The Richman Group of Florida’s proposal to build a 246-unit apartment complex, along with 25,000 square feet of office space, on the 34-acre parcel in Safety Harbor was denied by the Pinellas County Board of County Commissioners (acting as the Countywide Planning Authority) by a vote of 7-0 back in May.
Richman representatives immediately filed an appeal with the state, which was heard by Judge Bram D.E. Canter in August.
Nearly three months after that hearing, Canter recommended the CPA approve the applicant’s proposed amendment to the Countywide Planning Map. The ruling states:
“Based on the foregoing Findings of Fact and Conclusions of Law, it is RECOMMENDED that the Countywide Planning Authority issue a final order approving the amendment.”
When contacted by Safety Harbor Connect, Safety Harbor Mayor Joe Ayoub said the city is still looking into what the judge’s decision means.
“We just got the decision last night, and our lawyers and staff are still going through it trying to understand what it means,” Ayoub said by phone. “We’re trying to understand what the process is, what the city’s obligations are, what the county’s obligations are and what the applicant’s obligations are.”
“What we do know is the administrative judge made his findings of fact, and he recommended the Countywide Planning Authority takes those findings into account.”
In order to develop the parcel, located on 10th Avenue South just east of McMullen Booth Road, the Richman Group needed to seek an amendment to the Countywide Plan Map, since it was petitioning to switch the zoning of 15.8 acres of the the land from Industrial Limited (IL) to Residential Medium (RM).
After receiving approval from the Safety Harbor City Commission as well as the Pinellas Planning Council, the CPA voted unanimously against the proposal, citing the need to preserve as much IL designated land in the county as possible.
But in Judge Cantor’s ruling, he sided in favor of arguments made by the applicant, namely that the location of the property is not conducive to many IL uses. According to Canter’s ruling:
“The determination by the CPA that the amendment is inconsistent with the Countywide Rules is based primarily on three propositions which are contrary to the preponderance of evidence.

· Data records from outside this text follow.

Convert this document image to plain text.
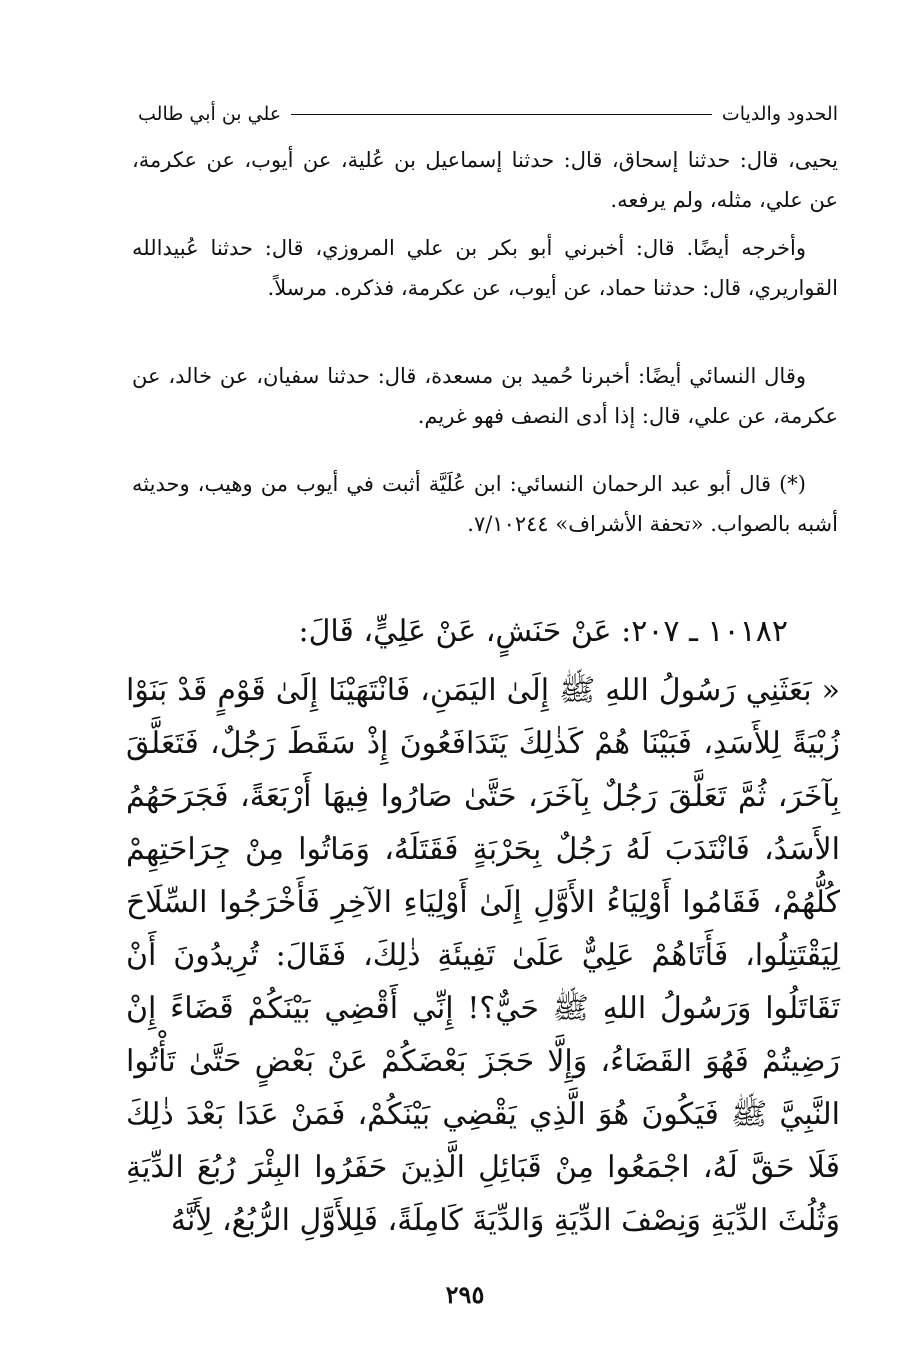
الحدود والديات
علي بن أبي طالب

يحيى، قال: حدثنا إسحاق، قال: حدثنا إسماعيل بن عُلية، عن أيوب، عن عكرمة، عن علي، مثله، ولم يرفعه.

وأخرجه أيضًا. قال: أخبرني أبو بكر بن علي المروزي، قال: حدثنا عُبيدالله القواريري، قال: حدثنا حماد، عن أيوب، عن عكرمة، فذكره. مرسلاً.

وقال النسائي أيضًا: أخبرنا حُميد بن مسعدة، قال: حدثنا سفيان، عن خالد، عن عكرمة، عن علي، قال: إذا أدى النصف فهو غريم.

(*) قال أبو عبد الرحمان النسائي: ابن عُلَيَّة أثبت في أيوب من وهيب، وحديثه أشبه بالصواب. «تحفة الأشراف» ٧/١٠٢٤٤.

١٠١٨٢ ـ ٢٠٧: عَنْ حَنَشٍ، عَنْ عَلِيٍّ، قَالَ:

« بَعَثَنِي رَسُولُ اللهِ ﷺ إِلَىٰ اليَمَنِ، فَانْتَهَيْنَا إِلَىٰ قَوْمٍ قَدْ بَنَوْا زُبْيَةً لِلأَسَدِ، فَبَيْنَا هُمْ كَذٰلِكَ يَتَدَافَعُونَ إِذْ سَقَطَ رَجُلٌ، فَتَعَلَّقَ بِآخَرَ، ثُمَّ تَعَلَّقَ رَجُلٌ بِآخَرَ، حَتَّىٰ صَارُوا فِيهَا أَرْبَعَةً، فَجَرَحَهُمُ الأَسَدُ، فَانْتَدَبَ لَهُ رَجُلٌ بِحَرْبَةٍ فَقَتَلَهُ، وَمَاتُوا مِنْ جِرَاحَتِهِمْ كُلُّهُمْ، فَقَامُوا أَوْلِيَاءُ الأَوَّلِ إِلَىٰ أَوْلِيَاءِ الآخِرِ فَأَخْرَجُوا السِّلَاحَ لِيَقْتَتِلُوا، فَأَتَاهُمْ عَلِيٌّ عَلَىٰ تَفِيئَةِ ذٰلِكَ، فَقَالَ: تُرِيدُونَ أَنْ تَقَاتَلُوا وَرَسُولُ اللهِ ﷺ حَيٌّ؟! إِنِّي أَقْضِي بَيْنَكُمْ قَضَاءً إِنْ رَضِيتُمْ فَهُوَ القَضَاءُ، وَإِلَّا حَجَزَ بَعْضَكُمْ عَنْ بَعْضٍ حَتَّىٰ تَأْتُوا النَّبِيَّ ﷺ فَيَكُونَ هُوَ الَّذِي يَقْضِي بَيْنَكُمْ، فَمَنْ عَدَا بَعْدَ ذٰلِكَ فَلَا حَقَّ لَهُ، اجْمَعُوا مِنْ قَبَائِلِ الَّذِينَ حَفَرُوا البِئْرَ رُبُعَ الدِّيَةِ وَثُلُثَ الدِّيَةِ وَنِصْفَ الدِّيَةِ وَالدِّيَةَ كَامِلَةً، فَلِلأَوَّلِ الرُّبُعُ، لِأَنَّهُ

٢٩٥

The preponderance of the evidence shows that the parcel is inappropriate for several IL uses and the CPA wants the parcel reserved for only a few target employers.”
Canter went on to cite a 2008 study that determined that two-thirds of target industries operating in the county are on land designated not for industrial use, but on land designated for office use; the study also named five prime industrial areas in the county be preserved. The Firmenich property is not located in such an area.
“When all relevant factors are considered, the CPA appears to be taking a stand for preservation of industrial lands in the wrong place,” Canter concluded.
While city officials work to figure out what the next step is, one thing is clear: the judge is recommending the CPA hear Richman’s case again, and when it does so, it must take his findings into account when making a decision.
It also means if the board rules against the amendment again, it should be done so for reasons other than the one previously argued.
“I think at this point the county is going to be hard pressed to find another reason to deny the application,” Ayoub said.